二○一七年起,潘活活開始在YouTube與Instagram持續分享她的練琴日常、演出前的準備過程與生活點滴。與多數古典音樂家刻意與聽眾保持距離、製造神秘感的作法不同,她選擇在鏡頭前公開她的失誤、挫折與焦慮,甚至說明自己卡關的原因。這種去神話化的呈現方式,使她迅速累積大量追隨者,也讓她成為古典音樂圈中極具爭議話題的人物。
她的高知名度,在二○二○年德勒斯登音樂節(Dresden Musikfestspiele)一場二十四小時直播活動中,顯露出它的反作用力。當時粉絲們在聊天室等待潘活活,反覆用大量洗版,點名、刷愛心的方式,呼喚偶像露面。原本想營造開放、多元聆聽氣氛的活動,反而被扭曲為網紅期待偶像現身會面的場合。雖然潘活活事後公開呼籲粉絲克制,但是這樣的事件已經引發德語樂評圈的反彈,甚至出現以〈親愛的潘活活,以及她的質疑者們〉(Dear Tiffany, dear haters)為題的批評文章。這椿事件無疑提醒大家:網路帶來的親近感,並不必然等同於對音樂深層涵義的理解。

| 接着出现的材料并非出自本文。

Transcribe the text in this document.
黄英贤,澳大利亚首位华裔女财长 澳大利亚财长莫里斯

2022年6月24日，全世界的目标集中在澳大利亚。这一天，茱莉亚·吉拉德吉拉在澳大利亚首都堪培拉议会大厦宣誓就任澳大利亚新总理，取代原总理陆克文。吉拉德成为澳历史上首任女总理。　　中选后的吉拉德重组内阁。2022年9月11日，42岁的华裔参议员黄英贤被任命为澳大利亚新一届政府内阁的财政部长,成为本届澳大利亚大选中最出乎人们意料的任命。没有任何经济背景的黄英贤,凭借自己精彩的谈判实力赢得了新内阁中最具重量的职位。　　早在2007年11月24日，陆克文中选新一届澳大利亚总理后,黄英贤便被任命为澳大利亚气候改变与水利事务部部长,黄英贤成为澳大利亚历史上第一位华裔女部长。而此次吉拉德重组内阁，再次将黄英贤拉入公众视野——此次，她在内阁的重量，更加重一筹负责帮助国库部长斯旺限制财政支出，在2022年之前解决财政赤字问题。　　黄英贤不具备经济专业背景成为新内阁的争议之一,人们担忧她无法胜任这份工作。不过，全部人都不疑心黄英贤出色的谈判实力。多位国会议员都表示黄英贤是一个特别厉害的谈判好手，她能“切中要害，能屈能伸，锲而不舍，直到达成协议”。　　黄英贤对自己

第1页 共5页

在這樣的背景下,我聆聽了潘活活在二○二四年發行的專輯《日記:舒曼》(Diaries: Schumann)。從製作的層面來看,這是一張結構嚴密、概念清晰的專輯。潘活活以舒曼的鋼琴作品為核心,選擇《大衛同盟》(Davidsbündlertänze)、《兒時情景》(Kinderszenen)、《林地之景》(Waldszenen)等曲目,並以「日記」作為貫穿專輯的隱喻。她用音樂處理作曲家筆下「弗羅列斯坦」(Florestan) 與尤賽比烏斯(Eusebius)這兩個內在角色,並探討記憶、身分與時間等主題。這樣的策畫思維與她的哲學背景呼應,顯示出清楚的思想自覺。
然而,這也就是問題所在。《日記:舒曼》對聽眾提出相當明確的前提要求:它預設聽者願意進入一套高度私人化的敘事框架,理解她為何選擇這些作品、以及她如何將舒曼的內在世界投射為自身的精神書寫。對於並非長期追蹤她網路內容的聽眾而言,音樂本身並未提供足夠直接的吸引力來支撐這套敘事。策畫思維是成立的,但是單純回到音樂本身來看,潘活活的舒曼並沒有說服我,如果不接受她特別設計的述概念,我不知道為什麼要再聽一張詮釋平凡的舒曼。
二○二五年推出的專輯《自然》(Nature)則呈現出截然不同的藝術取向。這張專輯同樣經過精心策畫,但是不再設定以角色、人生階段或個人敘事為核心,而是轉向音樂所要呈現的「狀態」本身:時間的流動、聲音的生成與消散、人與自然之間的關係。曲目橫跨不同時代與風格,卻刻意避免被收束為單一故事線。在這張專輯裡,策畫退居其後,音樂重新站到舞台前。即使聽眾不閱讀解說冊文字,聲音本身具備足夠的內涵和張力,為聽眾提供進入作品的動機。也就是說,概念不再是聆聽的門檻,而是襯托作品的背景。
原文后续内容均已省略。